The widely expected move could prompt a crisis if enough Csurka supporters follow him out of the party and rob the centre-right coalition of the Prime Minister, Jozsef Antall, of its majority in parliament.

The vote marks the climax of a drama that started last August, when Mr Csurka published an essay that alleged liberals, Communists, Jews and international financiers had conspired to keep true Hungarians from becoming masters of their own fate. Critics, including some HDF members, said the treatise smacked of anti- Semitism and xenophobia. They expressed worries about his references to Hungary's need for lebensraum (living space) and ethnic purity.

At an all-night national board meeting in this lakeside resort, delegates from local party organisations decided that Mr Csurka had improperly deviated from the HDF's programme by establishing his own political movement, Magyar Way.

They recommended by a three-to- one margin that the party's ethics committee strip Mr Csurka, who had helped found the HDF in the dying days of Communist rule, and three of his radical right-wing supporters of their membership if the four did not leave voluntarily.

Mr Csurka, a playwright whose extreme nationalist views galvanised the split between his devotees and Mr Antall's centrist followers, refused to go quietly. 'This meeting has committed a historic mistake and a crime,' he told Hungarian radio.
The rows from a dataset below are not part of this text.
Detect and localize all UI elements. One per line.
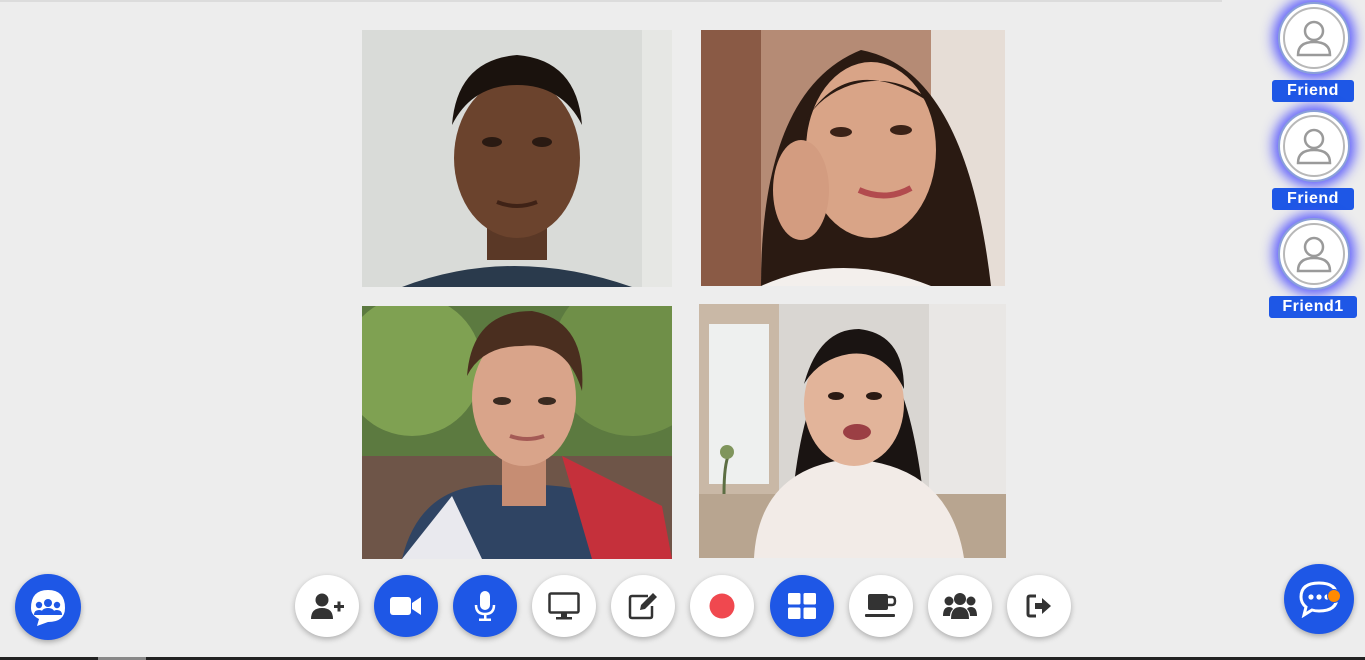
avatar[interactable] [1278, 110, 1350, 182]
participant-item[interactable]: Friend [1268, 2, 1365, 108]
participant-item[interactable]: Friend [1268, 110, 1365, 216]
grid-layout-icon [788, 593, 816, 619]
avatar[interactable] [1278, 2, 1350, 74]
grid-layout-button[interactable] [770, 575, 834, 637]
participant-name: Friend [1272, 80, 1354, 102]
chat-button[interactable] [1284, 564, 1354, 634]
user-avatar-icon [1296, 128, 1332, 165]
video-tile-2[interactable] [701, 30, 1005, 286]
video-feed-2 [701, 30, 1005, 286]
record-icon [709, 593, 735, 619]
group-chat-icon [31, 590, 65, 626]
video-tile-3[interactable] [362, 306, 672, 559]
leave-icon [1026, 594, 1051, 618]
user-avatar-icon [1296, 20, 1332, 57]
video-feed-3 [362, 306, 672, 559]
whiteboard-button[interactable] [611, 575, 675, 637]
avatar[interactable] [1278, 218, 1350, 290]
screen-share-button[interactable] [532, 575, 596, 637]
participants-button[interactable] [928, 575, 992, 637]
participant-item[interactable]: Friend1 [1268, 218, 1365, 324]
video-feed-1 [362, 30, 672, 287]
leave-meeting-button[interactable] [1007, 575, 1071, 637]
user-avatar-icon [1296, 236, 1332, 273]
coffee-break-button[interactable] [849, 575, 913, 637]
camera-toggle-button[interactable] [374, 575, 438, 637]
video-tile-1[interactable] [362, 30, 672, 287]
whiteboard-edit-icon [628, 593, 657, 620]
add-user-button[interactable] [295, 575, 359, 637]
screen-share-icon [548, 592, 580, 620]
participant-name: Friend [1272, 188, 1354, 210]
camera-icon [390, 597, 421, 615]
record-button[interactable] [690, 575, 754, 637]
top-divider [0, 0, 1222, 2]
participant-name: Friend1 [1269, 296, 1357, 318]
notification-dot [1327, 589, 1341, 603]
video-feed-4 [699, 304, 1006, 558]
video-tile-4[interactable] [699, 304, 1006, 558]
group-chat-button[interactable] [15, 574, 81, 640]
add-user-icon [311, 593, 344, 619]
participants-icon [943, 593, 977, 619]
microphone-toggle-button[interactable] [453, 575, 517, 637]
microphone-icon [474, 591, 496, 621]
coffee-break-icon [865, 594, 897, 617]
The ethics committee, which must settle the issue within 15 days, seems unlikely to overturn the board's decision.

After the vote, Mr Antall said Mr Csurka's ejection would end the infighting that has beset the HDF for months and would let the party concentrate on winning the 1994 elections. He brushed aside suggestions that defections by Mr Csurka's camp might threaten the coalition, saying: 'I remain confident the government will maintain its majority.'

The HDF's acting president, Sandor Lezsak, has estimated that Mr Csurka could take as many as 10 to 15 deputies with him when he left. That would put the three-party coalition that replaced reform Communists in 1990 dangerously close to a minority role. After the latest expulsions they have a majority of around 16 seats in the 386-seat assembly.